CEO Telegram Pavel Durov hari ini menyambangi kantor Kemenkominfo untuk bertemu Menkominfo Rudiantara mengonsolidasikan permasalahan yang mengemuka beberapa waktu terakhir. Beberapa pembahasan hari ini di antaranya tentang penanganan isu terorisme dan konten radikal yang berkembang di platform Telegram yang menjadi alasan Kemenkominfo memblokir 11 DNS layanan web Telegram.
Dari rilis resmi yang kami terima dari Kemenkominfo, Durov memiliki komitmen yang sama dengan pemerintah dalam penanganan isu terorisme di Indonesia. Ia mengutarakan bahwa pembuatan “Joint Statement” sangat perlu direalisasikan untuk dapat bersinergi bersama. Sebagai tindak lanjut dari komitmen ini, Kemenkominfo dan Telegram sepakat untuk mengatur dan mengelola prosesnya.
[Baca juga: Pemerintah Blokir Situs Telegram]
Dalam pertemuan tersebut turut hadir Direktur Jenderal Aplikasi Informatika Samuel A Pangerapan. Pihaknya mengapresiasi itikad baik yang dilakukan Telegram dan komitmen yang diutarakannya. Dalam waktu dekat (estimasi maksimal pekan ini), 11 DNS web yang telah diblokir akan segera dipulihkan.
Indonesia adalah negara istimewa bagi Telegran
Pasca pertemuan ini, pekerjaan rumah Telegram ialah membentuk tim khusus untuk berkomunikasi secara intend dengan pemerintah dalam berbagai upaya pemberantasan terorisme dan konten negatif. Hal ini telah disetujui Durov, pasalnya ia mengakui jika Indonesia termasuk negara yang diistimewakan oleh perusahaannya. Kendati demikian tidak diungkapkan mengenai data pengguna yang ada di Indonesia saat ini, yang pasti sangat sigifikan.

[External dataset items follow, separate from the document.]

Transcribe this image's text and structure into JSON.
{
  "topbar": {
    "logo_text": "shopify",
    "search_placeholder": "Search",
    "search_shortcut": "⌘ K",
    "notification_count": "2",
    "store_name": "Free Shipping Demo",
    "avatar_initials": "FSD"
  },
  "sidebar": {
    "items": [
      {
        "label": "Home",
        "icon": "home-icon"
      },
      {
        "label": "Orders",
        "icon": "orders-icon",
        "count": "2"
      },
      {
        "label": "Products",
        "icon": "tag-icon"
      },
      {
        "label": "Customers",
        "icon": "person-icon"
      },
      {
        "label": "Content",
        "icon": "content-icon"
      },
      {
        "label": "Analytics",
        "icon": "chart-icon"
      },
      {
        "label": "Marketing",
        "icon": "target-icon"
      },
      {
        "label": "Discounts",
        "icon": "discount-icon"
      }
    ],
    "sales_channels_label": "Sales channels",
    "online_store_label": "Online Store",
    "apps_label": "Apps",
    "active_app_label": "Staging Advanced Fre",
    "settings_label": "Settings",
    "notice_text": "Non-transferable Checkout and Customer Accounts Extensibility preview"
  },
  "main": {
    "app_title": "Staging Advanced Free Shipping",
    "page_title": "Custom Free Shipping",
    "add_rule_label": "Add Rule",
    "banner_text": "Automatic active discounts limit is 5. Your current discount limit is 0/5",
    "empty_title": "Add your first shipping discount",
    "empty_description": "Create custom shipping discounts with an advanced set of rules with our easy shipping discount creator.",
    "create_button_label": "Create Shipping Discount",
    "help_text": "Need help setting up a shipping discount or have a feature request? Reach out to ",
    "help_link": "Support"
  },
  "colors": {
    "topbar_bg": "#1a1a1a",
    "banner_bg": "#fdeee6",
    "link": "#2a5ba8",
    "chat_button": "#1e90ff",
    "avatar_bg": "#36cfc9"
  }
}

“Kami juga sudah membentuk kanal langsung yang akan membantu tim Menkominfo melaporkan konten yang membahayakan publik ke moderator kami sehingga waktu yang dibutuhkan akan berkurang secara signifikan,” jelas Durov.

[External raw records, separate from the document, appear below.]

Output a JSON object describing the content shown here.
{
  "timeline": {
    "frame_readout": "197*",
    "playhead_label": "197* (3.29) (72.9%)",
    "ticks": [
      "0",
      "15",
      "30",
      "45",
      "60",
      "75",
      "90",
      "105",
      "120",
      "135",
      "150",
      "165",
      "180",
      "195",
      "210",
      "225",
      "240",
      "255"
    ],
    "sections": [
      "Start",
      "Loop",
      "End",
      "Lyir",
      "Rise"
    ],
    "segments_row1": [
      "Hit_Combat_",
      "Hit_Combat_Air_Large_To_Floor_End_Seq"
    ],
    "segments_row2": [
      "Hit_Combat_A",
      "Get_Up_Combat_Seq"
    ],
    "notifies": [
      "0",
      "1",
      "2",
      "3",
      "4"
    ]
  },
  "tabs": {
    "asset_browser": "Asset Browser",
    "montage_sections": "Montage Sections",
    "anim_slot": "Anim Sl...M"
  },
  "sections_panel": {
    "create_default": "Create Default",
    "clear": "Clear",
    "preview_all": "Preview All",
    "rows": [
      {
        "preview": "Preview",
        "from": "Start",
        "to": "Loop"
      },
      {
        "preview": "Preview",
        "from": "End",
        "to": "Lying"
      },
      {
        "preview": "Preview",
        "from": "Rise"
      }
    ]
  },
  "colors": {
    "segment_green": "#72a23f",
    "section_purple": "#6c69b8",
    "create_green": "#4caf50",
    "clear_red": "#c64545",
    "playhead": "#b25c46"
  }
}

[Baca juga: Yang Diinginkan Pemerintah Agar Tak Lagi Terjadi Pemblokiran Layanan]
Sejauh ini, selain digunakan untuk kebutuhan komunikasi personal, aplikasi pesan Telegram banyak dimanfaatkan (dari kapabilitas API – Application Programming Interface) oleh komunitas untuk membuat inovasi berbasis bot –termasuk untuk kebutuhan pendidikan. Di Yogyakarta ada komunitas pecinta sejarah yang menggunakan Telegram sebagai media diskusi dan arsip pengetahuan. Pun demikian beberapa universitas bahkan memanfaatkan untuk bot sitasi digital, dan masih banyak lainnya.
Tentu harapannya dengan adanya konsolidasi ini menjadi sebuah jalan tengah yang akan memberikan kenyamanan bagi semua pihak. Baik untuk konsumen yang begitu diuntungkan dengan layanan Telegram, pun bagi pemerintah untuk tetap bisa mengawasi atas konten negatif di dalamnya.